If, fatigued with this machinery, we walk to the Royal Medical and Chirurgical Society—a chartered body for the especial cultivation of science—we meet, as its name would imply, a number of our honoured brothers, the physicians; but here we find that, whether we observe Presidents or any other Officers, the influence exerted by the apprentice system continues; and that, in almost everything surgical, the best possible individual is an apprentice who has attained his first position without any public competition. Can any one be surprised that the published transactions of this society are not of a higher character. We hope and believe that the point of the wedge is already inserted, which will, at no distant period, rend asunder this system, which we shall not trust ourselves by attempting to characterize farther. But there are points in connection with the interests of science and of Abernethy which require yet to be noticed.

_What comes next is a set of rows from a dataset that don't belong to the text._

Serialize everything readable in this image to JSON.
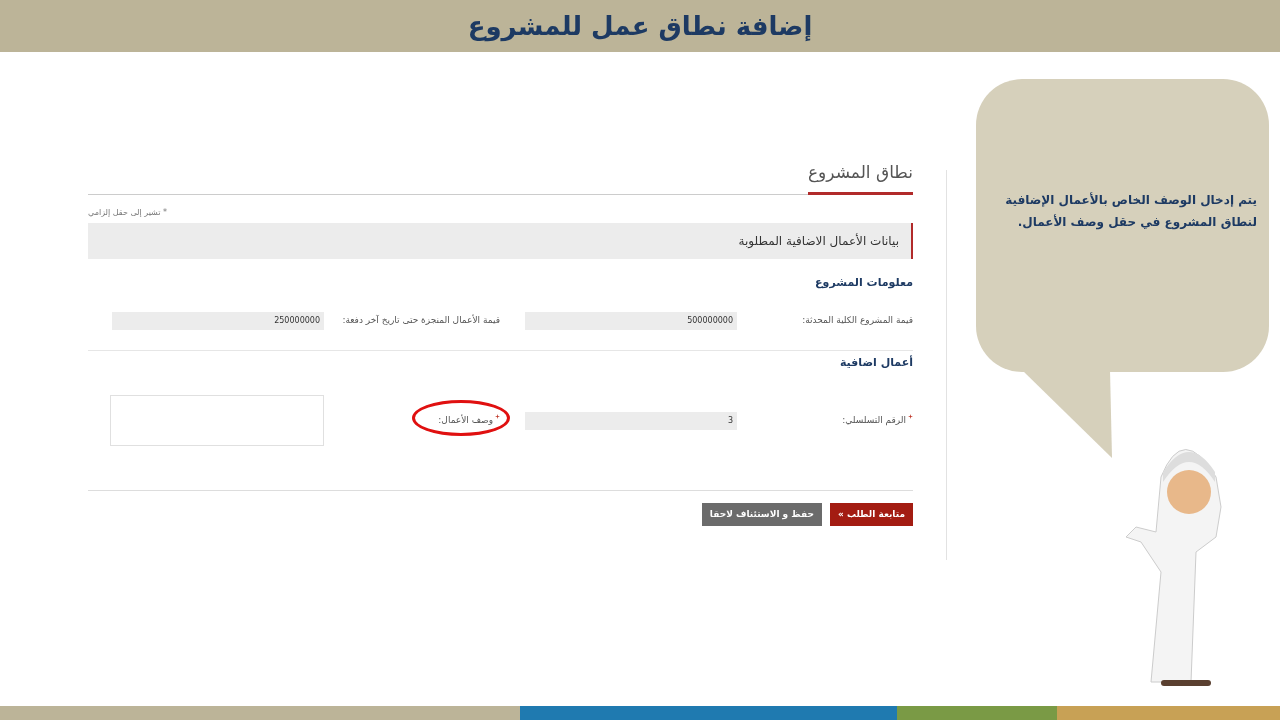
{
  "slide": {
    "title": "إضافة نطاق عمل للمشروع"
  },
  "form": {
    "page_title": "نطاق المشروع",
    "required_note": "* تشير إلى حقل إلزامي",
    "section_title": "بيانات الأعمال الاضافية المطلوبة",
    "groups": [
      {
        "heading": "معلومات المشروع",
        "fields": [
          {
            "kind": "input",
            "label": "قيمة المشروع الكلية المحدثة:",
            "value": "500000000",
            "required": false,
            "highlighted": false
          },
          {
            "kind": "input",
            "label": "قيمة الأعمال المنجزة حتى تاريخ آخر دفعة:",
            "value": "250000000",
            "required": false,
            "highlighted": false
          }
        ]
      },
      {
        "heading": "أعمال اضافية",
        "fields": [
          {
            "kind": "input",
            "label": "الرقم التسلسلي:",
            "value": "3",
            "required": true,
            "highlighted": false
          },
          {
            "kind": "textarea",
            "label": "وصف الأعمال:",
            "required": true,
            "highlighted": true
          }
        ]
      }
    ],
    "buttons": [
      {
        "kind": "primary",
        "label": "متابعة الطلب »"
      },
      {
        "kind": "secondary",
        "label": "حفظ و الاستئناف لاحقا"
      }
    ]
  },
  "callout": {
    "text": "يتم إدخال الوصف الخاص بالأعمال الإضافية لنطاق المشروع في حقل وصف الأعمال."
  }
}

We need scarcely observe that it would be very desirable that the interests of science should be entrusted to those who had shown most assiduity or talent in the cultivation of them; that if operative surgery be really, as a whole, a series of facts exemplifying the defects of a science—that whilst every pains should be taken that what is necessary should be done thoroughly well—all factitious inducement to multiply their number should be avoided, and especially any which tended to increase emolument commensurately with their multiplication.
That as operations (with some few exceptions) merely minister to effects, their real bearings on disease can only be estimated by knowing the ultimate result; and that, in order to this effect, returns of all operations should be kept, with full accounts of the cases; the addresses of the patients should also be taken, and such means as were obvious and practicable employed to obtain the ultimate result of the case.
Another point which should be attended to in hospitals, is an accurate notation and return of all cases whatever; so that we might obtain from statistical records whatever light they might be capable of affording in aid of the prosecution of a definite science. In this return, a full history, and all the phenomena of the case, which are known to have an influence on the Body, should be accurately noted, and in tabular forms convenient for reference.